Little did they know that their new favourite product was about to suffer a major setback. When Napoleon established a blockade of British ships, importing cocoa became extremely expensive, so local chocolate producers were obliged to get creative. A few began mixing the cocoa with hazelnuts, taking advantage of their wide availability in the Piedmont region.
Pierre Paul Caffarel and Michele Prochet were the first to successfully grind hazelnuts to a paste, and they publicised their new creation by having individually wrapped chocolates (another innovation) distributed at the 1865 Turin Carnival by the local Commedia dell’Arte character known as Gianduia, from whom the chocolates took both their name and - based on his hat - their shape.

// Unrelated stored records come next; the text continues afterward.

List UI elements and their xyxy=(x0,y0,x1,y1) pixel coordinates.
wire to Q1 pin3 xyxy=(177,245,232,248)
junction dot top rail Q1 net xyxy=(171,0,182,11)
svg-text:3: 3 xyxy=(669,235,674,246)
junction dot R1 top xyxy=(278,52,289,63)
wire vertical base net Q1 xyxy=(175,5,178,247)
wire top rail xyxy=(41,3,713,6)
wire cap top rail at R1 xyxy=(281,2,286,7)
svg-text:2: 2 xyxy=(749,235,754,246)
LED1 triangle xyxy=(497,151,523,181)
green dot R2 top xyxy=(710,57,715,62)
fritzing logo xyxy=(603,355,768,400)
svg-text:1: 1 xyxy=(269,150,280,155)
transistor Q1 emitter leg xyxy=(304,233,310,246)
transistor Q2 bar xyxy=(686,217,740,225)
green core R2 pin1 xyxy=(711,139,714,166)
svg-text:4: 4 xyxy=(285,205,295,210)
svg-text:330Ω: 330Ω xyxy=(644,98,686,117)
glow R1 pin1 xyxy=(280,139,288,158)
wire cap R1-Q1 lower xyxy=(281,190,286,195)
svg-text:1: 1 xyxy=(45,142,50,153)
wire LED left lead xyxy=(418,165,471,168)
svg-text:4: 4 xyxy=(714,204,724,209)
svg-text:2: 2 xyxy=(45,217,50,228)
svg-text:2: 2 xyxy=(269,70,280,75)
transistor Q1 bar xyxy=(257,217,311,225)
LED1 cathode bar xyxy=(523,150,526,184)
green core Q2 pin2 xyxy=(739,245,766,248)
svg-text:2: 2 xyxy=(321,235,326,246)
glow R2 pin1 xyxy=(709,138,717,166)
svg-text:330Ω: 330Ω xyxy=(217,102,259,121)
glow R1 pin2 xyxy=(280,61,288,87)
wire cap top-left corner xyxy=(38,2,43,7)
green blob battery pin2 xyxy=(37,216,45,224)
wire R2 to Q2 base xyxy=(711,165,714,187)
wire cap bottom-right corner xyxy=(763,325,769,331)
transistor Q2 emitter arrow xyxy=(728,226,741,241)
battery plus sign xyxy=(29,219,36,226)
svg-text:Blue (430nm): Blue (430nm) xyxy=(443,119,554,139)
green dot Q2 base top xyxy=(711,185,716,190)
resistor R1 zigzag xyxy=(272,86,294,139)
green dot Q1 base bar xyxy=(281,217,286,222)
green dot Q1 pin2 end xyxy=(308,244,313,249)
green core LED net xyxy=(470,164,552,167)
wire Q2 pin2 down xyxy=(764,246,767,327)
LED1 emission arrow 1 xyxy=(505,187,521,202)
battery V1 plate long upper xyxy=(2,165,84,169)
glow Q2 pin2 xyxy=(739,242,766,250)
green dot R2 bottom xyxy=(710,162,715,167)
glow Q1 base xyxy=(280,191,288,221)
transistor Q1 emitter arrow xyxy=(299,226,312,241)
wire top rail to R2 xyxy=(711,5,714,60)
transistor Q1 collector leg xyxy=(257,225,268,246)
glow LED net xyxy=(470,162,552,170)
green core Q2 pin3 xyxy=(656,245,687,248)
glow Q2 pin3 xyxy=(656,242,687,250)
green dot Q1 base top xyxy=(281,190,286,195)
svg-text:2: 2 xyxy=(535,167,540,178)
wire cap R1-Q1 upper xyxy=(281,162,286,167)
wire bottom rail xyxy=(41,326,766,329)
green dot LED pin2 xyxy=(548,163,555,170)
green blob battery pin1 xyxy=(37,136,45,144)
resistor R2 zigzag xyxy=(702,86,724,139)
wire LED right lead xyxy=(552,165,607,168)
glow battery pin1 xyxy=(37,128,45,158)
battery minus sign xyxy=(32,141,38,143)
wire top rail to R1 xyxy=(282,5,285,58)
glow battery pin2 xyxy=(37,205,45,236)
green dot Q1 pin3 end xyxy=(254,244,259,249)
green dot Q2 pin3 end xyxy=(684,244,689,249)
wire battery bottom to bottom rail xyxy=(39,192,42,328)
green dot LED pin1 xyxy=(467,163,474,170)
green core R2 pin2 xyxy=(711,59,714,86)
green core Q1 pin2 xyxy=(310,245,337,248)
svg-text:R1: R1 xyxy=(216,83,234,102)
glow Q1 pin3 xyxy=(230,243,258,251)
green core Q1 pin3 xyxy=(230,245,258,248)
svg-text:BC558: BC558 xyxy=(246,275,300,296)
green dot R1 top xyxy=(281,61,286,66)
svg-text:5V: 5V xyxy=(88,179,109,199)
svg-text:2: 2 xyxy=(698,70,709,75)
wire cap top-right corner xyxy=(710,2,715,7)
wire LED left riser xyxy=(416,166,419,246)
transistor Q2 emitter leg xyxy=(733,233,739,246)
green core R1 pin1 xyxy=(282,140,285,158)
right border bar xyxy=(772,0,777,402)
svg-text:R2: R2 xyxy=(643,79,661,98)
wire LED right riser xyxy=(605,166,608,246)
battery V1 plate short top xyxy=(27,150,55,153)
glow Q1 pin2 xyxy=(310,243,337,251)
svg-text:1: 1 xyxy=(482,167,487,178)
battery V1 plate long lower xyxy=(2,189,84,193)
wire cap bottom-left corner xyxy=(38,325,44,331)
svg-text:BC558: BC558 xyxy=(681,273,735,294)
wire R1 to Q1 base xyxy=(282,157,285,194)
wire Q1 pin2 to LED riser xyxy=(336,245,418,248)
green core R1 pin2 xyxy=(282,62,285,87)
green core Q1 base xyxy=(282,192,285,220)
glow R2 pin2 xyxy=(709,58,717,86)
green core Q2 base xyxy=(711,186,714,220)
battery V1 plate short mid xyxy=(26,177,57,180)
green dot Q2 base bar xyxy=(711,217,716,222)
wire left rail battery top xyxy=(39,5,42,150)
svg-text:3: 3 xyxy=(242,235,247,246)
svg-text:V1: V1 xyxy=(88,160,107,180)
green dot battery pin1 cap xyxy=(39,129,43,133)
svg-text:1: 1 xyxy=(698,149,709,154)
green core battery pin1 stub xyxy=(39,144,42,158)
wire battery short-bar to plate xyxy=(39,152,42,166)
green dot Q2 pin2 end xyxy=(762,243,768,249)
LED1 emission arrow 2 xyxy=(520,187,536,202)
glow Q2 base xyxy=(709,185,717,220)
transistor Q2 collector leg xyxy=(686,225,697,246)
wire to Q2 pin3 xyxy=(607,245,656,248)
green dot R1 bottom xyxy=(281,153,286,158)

The gianduiotti made by Pasticceria Marchesi use a highly prized kind of hazelnut, namely Nocciole Piemonte I.G.P. designated Tonda Gentile Trilobata, from the Alta Langa area of Piedmont. Considered the best in the world, the nuts are purchased raw and fully processed in-house, from the very slow toasting that ensures they maintain all their qualities and the equally delicate grinding process to mixing with very fine Ecuadorean cocoa to create the finished product.
Together with the fruity notes of the cocoa, the high percentage (40%) of hazelnuts used makes for an irresistibly aromatic experience on the palate, while the specially developed grinding process ensures that Marchesi 1824 gianduiotti melt smoothly and deliciously on the tongue.